A washing machine imported from Israel, used as a commode in the home of a return migrant in the Philippines
Then, there are the many small, less spectacular objects of migration in returnees’ homes. There are home appliances one has become used to working with in the Israeli households one was employed in. There are the many ‘Holy Land’ posters and pictures of celebrations and gatherings with co-Filipina workers in diaspora. There are washing machines imported from Israel, for example, which have not even been unpacked, because the local water and electricity supply turned out to be insufficient for their use. In the house of Romelyn, located in a picturesque valley in the Philippines Mountain Province, I spotted bed sheets from the Israeli Tel HaShomer hospital turned into curtains. While the Hebrew inscription ‘Medical Centre Tel HaShomer’ in between ornamental flowers was unreadable for Romelyn as well as for most of her visitors, the bed sheets were revealed to serve as both souvenir and trophy.
Romelyn in her home in the Philippines Mountain Province two years after her return from Israel]

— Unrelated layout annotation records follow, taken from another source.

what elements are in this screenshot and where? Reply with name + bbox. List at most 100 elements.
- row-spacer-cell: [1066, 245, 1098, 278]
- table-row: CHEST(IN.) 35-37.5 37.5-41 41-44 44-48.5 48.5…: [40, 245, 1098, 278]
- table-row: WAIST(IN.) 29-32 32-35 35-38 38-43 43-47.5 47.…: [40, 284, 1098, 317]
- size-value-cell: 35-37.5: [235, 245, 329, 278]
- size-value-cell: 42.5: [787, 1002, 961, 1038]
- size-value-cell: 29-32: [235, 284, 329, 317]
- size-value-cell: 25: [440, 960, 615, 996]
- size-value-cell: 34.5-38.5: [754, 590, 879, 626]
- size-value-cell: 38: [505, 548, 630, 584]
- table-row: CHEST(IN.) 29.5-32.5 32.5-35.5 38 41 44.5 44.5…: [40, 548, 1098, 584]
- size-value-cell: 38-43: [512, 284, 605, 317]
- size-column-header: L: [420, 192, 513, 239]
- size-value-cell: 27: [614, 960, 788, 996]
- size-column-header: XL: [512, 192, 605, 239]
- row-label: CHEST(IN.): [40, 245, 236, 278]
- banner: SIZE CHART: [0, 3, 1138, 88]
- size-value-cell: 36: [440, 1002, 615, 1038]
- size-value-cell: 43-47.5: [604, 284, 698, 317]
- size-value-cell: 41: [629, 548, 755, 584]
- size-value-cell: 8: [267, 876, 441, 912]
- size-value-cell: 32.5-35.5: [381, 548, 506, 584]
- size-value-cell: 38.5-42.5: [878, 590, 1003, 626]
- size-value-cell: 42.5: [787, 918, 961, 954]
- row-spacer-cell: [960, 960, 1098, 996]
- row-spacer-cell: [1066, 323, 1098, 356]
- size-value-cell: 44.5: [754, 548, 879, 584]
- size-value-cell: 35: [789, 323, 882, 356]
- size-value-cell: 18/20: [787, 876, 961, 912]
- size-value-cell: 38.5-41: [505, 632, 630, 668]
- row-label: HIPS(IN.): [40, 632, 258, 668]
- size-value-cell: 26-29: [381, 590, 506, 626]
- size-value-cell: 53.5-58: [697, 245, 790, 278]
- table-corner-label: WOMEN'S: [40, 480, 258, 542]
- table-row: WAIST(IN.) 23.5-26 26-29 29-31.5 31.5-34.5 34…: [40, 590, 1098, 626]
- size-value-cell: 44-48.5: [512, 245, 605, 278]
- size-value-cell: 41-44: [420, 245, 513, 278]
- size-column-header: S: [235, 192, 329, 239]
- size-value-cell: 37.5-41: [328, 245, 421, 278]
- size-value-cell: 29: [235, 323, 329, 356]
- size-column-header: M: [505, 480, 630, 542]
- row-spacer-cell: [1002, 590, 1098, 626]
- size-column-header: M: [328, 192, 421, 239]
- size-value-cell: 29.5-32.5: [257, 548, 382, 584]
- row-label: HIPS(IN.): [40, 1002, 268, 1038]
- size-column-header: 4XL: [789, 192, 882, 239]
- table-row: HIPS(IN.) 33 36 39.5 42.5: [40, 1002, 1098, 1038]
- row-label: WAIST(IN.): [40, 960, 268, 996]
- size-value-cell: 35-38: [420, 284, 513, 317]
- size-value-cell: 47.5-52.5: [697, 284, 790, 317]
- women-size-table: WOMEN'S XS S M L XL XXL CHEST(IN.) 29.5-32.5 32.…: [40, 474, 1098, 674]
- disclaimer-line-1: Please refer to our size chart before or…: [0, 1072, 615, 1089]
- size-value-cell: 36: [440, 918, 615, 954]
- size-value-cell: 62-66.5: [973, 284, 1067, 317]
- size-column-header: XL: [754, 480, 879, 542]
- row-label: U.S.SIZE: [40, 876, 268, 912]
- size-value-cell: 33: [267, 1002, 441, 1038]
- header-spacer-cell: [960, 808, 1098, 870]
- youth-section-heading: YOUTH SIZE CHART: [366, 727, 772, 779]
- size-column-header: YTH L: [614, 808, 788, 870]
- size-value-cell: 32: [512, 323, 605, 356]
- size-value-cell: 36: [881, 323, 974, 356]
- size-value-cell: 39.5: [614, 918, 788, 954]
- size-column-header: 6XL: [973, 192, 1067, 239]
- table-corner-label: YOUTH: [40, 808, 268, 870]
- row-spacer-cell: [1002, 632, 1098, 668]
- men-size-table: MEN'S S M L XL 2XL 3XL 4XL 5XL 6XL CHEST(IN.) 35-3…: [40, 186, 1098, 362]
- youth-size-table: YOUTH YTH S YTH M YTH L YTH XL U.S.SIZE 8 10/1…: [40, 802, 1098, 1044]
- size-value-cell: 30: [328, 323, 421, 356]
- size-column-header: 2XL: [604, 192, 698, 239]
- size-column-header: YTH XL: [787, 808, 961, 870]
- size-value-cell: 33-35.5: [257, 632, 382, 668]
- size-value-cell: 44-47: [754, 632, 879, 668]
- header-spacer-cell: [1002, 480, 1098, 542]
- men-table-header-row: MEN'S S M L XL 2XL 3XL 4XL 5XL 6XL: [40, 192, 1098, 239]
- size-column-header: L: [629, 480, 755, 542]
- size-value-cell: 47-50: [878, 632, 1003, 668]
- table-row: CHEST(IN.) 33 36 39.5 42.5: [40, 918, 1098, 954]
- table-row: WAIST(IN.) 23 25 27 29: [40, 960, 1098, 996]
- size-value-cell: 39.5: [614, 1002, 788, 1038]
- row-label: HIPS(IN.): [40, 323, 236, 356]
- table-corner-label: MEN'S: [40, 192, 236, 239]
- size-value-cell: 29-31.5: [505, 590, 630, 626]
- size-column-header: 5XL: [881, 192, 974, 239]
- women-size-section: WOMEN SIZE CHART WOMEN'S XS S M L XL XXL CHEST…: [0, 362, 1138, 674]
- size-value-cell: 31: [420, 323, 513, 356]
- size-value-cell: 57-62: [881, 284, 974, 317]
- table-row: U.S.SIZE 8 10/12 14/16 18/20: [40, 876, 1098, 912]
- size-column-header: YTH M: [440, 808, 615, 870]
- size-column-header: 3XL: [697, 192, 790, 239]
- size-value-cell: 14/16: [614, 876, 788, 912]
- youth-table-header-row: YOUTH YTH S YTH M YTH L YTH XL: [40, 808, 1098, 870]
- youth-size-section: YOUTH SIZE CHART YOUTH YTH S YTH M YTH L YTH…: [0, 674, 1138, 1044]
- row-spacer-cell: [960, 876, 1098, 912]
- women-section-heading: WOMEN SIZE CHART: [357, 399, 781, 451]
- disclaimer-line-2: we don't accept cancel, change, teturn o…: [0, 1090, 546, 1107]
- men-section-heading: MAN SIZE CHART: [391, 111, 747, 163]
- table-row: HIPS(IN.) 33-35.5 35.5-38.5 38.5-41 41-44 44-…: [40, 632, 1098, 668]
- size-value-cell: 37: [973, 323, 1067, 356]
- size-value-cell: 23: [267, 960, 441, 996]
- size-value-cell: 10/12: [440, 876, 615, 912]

Curious about their story, I asked Romelyn about it. After almost five years in Israel, she told me, the elderly woman she had been employed to take care of, was referred to the Tel HaShomer hospital near Tel Aviv. Romelyn accompanied her and stayed beside her bed during what turned out to be her employers’ last two weeks. Out of feelings of responsibiliy and compassion, Romelyn continued to be with her, washed her, fed her, sleeping on a chair beside her bed, in spite of the rudeness of the Israeli nurses, who repeatedly told her to leave. After her employer died, and Romelyn was forced to return to the Philippines within days due to the expiration of her work permit and in spite of her own grief, the bed sheets her employer had rested on were the last thing within Romelyn’s reach to remain of her. But, so she tells me with a smirk upon my visit two years after she returned from Israel, she too took them to revenge the nurses’ nastiness.
The objects in returnees’ homes therefore tell stories not only of the success, but of the nostalgia, the happiness and suffering, and very typically the ambivalences and paradoxes of migration.